Jess Hernandez, previously an extremism researcher, was a contractor at Airbnb from May 2022 until November 2023. Hernandez worked full-time as an investigations analyst for Airbnb’s dangerous organization team and investigated extremist networks to keep dangerous individuals off the platform. In November 2023, she was terminated after her investigation team was instructed to reinstate individuals who had previously been banned due to their involvement in the January 6, 2021, Insurrection.
Her attorneys issued a statement alleging that “Airbnb privately abandoned its public commitment to its hosts’ and guests’ safety and security under this policy.” Hernandez filed the whistleblower disclosure in May to the U.S. Securities and Exchange Commission and Federal Trade Commission.
The complaint allegedly claims Airbnb weakened its policies against hate groups and dissolved its team tasked with removing extremists from the platform. Airbnb has denied the allegations, saying that it remains committed to removing violent extremist groups, organized crime networks, and hate groups. Airbnb also reports that it has hired additional people dedicated to removing these users instead.
In 2017, Airbnb removed users connected to the “Unite the Right” rally in Charlottesville, Virginia, after being alerted that members of a neo-Nazi site were planning to hold parties and stay at several Airbnb listings in town. This investigation occurred after Airbnb asked its members to agree to “accept people regardless of their race, religion, national origin, ethnicity, disability, sex, gender identity, sexual orientation, or age.” The company investigation found that the users were affiliated with the rally, resulting in their removal from the site.
In 2021, Airbnb was made aware of individuals who had confirmed participating in the January 6, 2021 Insurrection and had removed their accounts. As a result of these efforts, Airbnb caught the attention of conservative media outlets after they removed the parents of Lauren Southern, a far-right activist. But in 2023, Airbnb came under fire by conservative media for removing the parents of far-right activist Lauren Southern from the platform.

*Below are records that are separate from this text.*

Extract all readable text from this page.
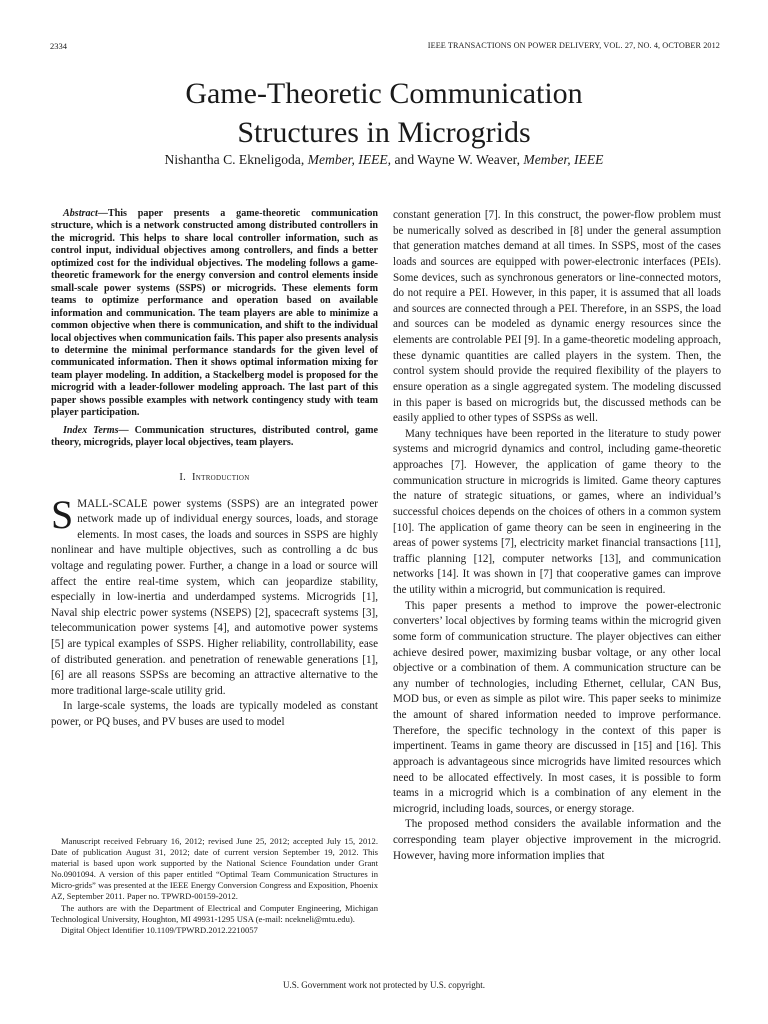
2334	IEEE TRANSACTIONS ON POWER DELIVERY, VOL. 27, NO. 4, OCTOBER 2012
Game-Theoretic Communication
Structures in Microgrids
Nishantha C. Ekneligoda, Member, IEEE, and Wayne W. Weaver, Member, IEEE

Abstract—This paper presents a game-theoretic communication structure, which is a network constructed among distributed controllers in the microgrid. This helps to share local controller information, such as control input, individual objectives among controllers, and finds a better optimized cost for the individual objectives. The modeling follows a game-theoretic framework for the energy conversion and control elements inside small-scale power systems (SSPS) or microgrids. These elements form teams to optimize performance and operation based on available information and communication. The team players are able to minimize a common objective when there is communication, and shift to the individual local objectives when communication fails. This paper also presents analysis to determine the minimal performance standards for the given level of communicated information. Then it shows optimal information mixing for team player modeling. In addition, a Stackelberg model is proposed for the microgrid with a leader-follower modeling approach. The last part of this paper shows possible examples with network contingency study with team player participation.

Index Terms— Communication structures, distributed control, game theory, microgrids, player local objectives, team players.

I. Introduction

SMALL-SCALE power systems (SSPS) are an integrated power network made up of individual energy sources, loads, and storage elements. In most cases, the loads and sources in SSPS are highly nonlinear and have multiple objectives, such as controlling a dc bus voltage and regulating power. Further, a change in a load or source will affect the entire real-time system, which can jeopardize stability, especially in low-inertia and underdamped systems. Microgrids [1], Naval ship electric power systems (NSEPS) [2], spacecraft systems [3], telecommunication power systems [4], and automotive power systems [5] are typical examples of SSPS. Higher reliability, controllability, ease of distributed generation. and penetration of renewable generations [1], [6] are all reasons SSPSs are becoming an attractive alternative to the more traditional large-scale utility grid.

In large-scale systems, the loads are typically modeled as constant power, or PQ buses, and PV buses are used to model

Manuscript received February 16, 2012; revised June 25, 2012; accepted July 15, 2012. Date of publication August 31, 2012; date of current version September 19, 2012. This material is based upon work supported by the National Science Foundation under Grant No.0901094. A version of this paper entitled “Optimal Team Communication Structures in Micro-grids” was presented at the IEEE Energy Conversion Congress and Exposition, Phoenix AZ, September 2011. Paper no. TPWRD-00159-2012.

The authors are with the Department of Electrical and Computer Engineering, Michigan Technological University, Houghton, MI 49931-1295 USA (e-mail: ncekneli@mtu.edu).

Digital Object Identifier 10.1109/TPWRD.2012.2210057

constant generation [7]. In this construct, the power-flow problem must be numerically solved as described in [8] under the general assumption that generation matches demand at all times. In SSPS, most of the cases loads and sources are equipped with power-electronic interfaces (PEIs). Some devices, such as synchronous generators or line-connected motors, do not require a PEI. However, in this paper, it is assumed that all loads and sources are connected through a PEI. Therefore, in an SSPS, the load and sources can be modeled as dynamic energy resources since the elements are controlable PEI [9]. In a game-theoretic modeling approach, these dynamic quantities are called players in the system. Then, the control system should provide the required flexibility of the players to ensure operation as a single aggregated system. The modeling discussed in this paper is based on microgrids but, the discussed methods can be easily applied to other types of SSPSs as well.

Many techniques have been reported in the literature to study power systems and microgrid dynamics and control, including game-theoretic approaches [7]. However, the application of game theory to the communication structure in microgrids is limited. Game theory captures the nature of strategic situations, or games, where an individual’s successful choices depends on the choices of others in a common system [10]. The application of game theory can be seen in engineering in the areas of power systems [7], electricity market financial transactions [11], traffic planning [12], computer networks [13], and communication networks [14]. It was shown in [7] that cooperative games can improve the utility within a microgrid, but communication is required.

This paper presents a method to improve the power-electronic converters’ local objectives by forming teams within the microgrid given some form of communication structure. The player objectives can either achieve desired power, maximizing busbar voltage, or any other local objective or a combination of them. A communication structure can be any number of technologies, including Ethernet, cellular, CAN Bus, MOD bus, or even as simple as pilot wire. This paper seeks to minimize the amount of shared information needed to improve performance. Therefore, the specific technology in the context of this paper is impertinent. Teams in game theory are discussed in [15] and [16]. This approach is advantageous since microgrids have limited resources which need to be allocated effectively. In most cases, it is possible to form teams in a microgrid which is a combination of any element in the microgrid, including loads, sources, or energy storage.

The proposed method considers the available information and the corresponding team player objective improvement in the microgrid. However, having more information implies that

U.S. Government work not protected by U.S. copyright.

During this controversy, Hernandez alleged that Airbnb had her team work slower and required proposed removals to be reviewed by legal, communications, and community policy department heads. In her statement to NBC, Hernandez explained Airbnb “completely halted our work…our hands were tied — we weren’t removing people.” Hernandez says she was informed by one supervisor that she was terminated due to underperformance. While another supervisor allegedly told her that her termination was unrelated to her performance. After her termination, she learned her job was eliminated alongside the five-person investigation team. One supervisor announced Airbnb would no longer remove hate groups from the platform. Hernandez’s attorney, Libby Lui, stated that Hernandez “directly experienced Airbnb misleading their customers and shareholders into believing they are keeping their platform safe from dangerous extremism while failing to do so.”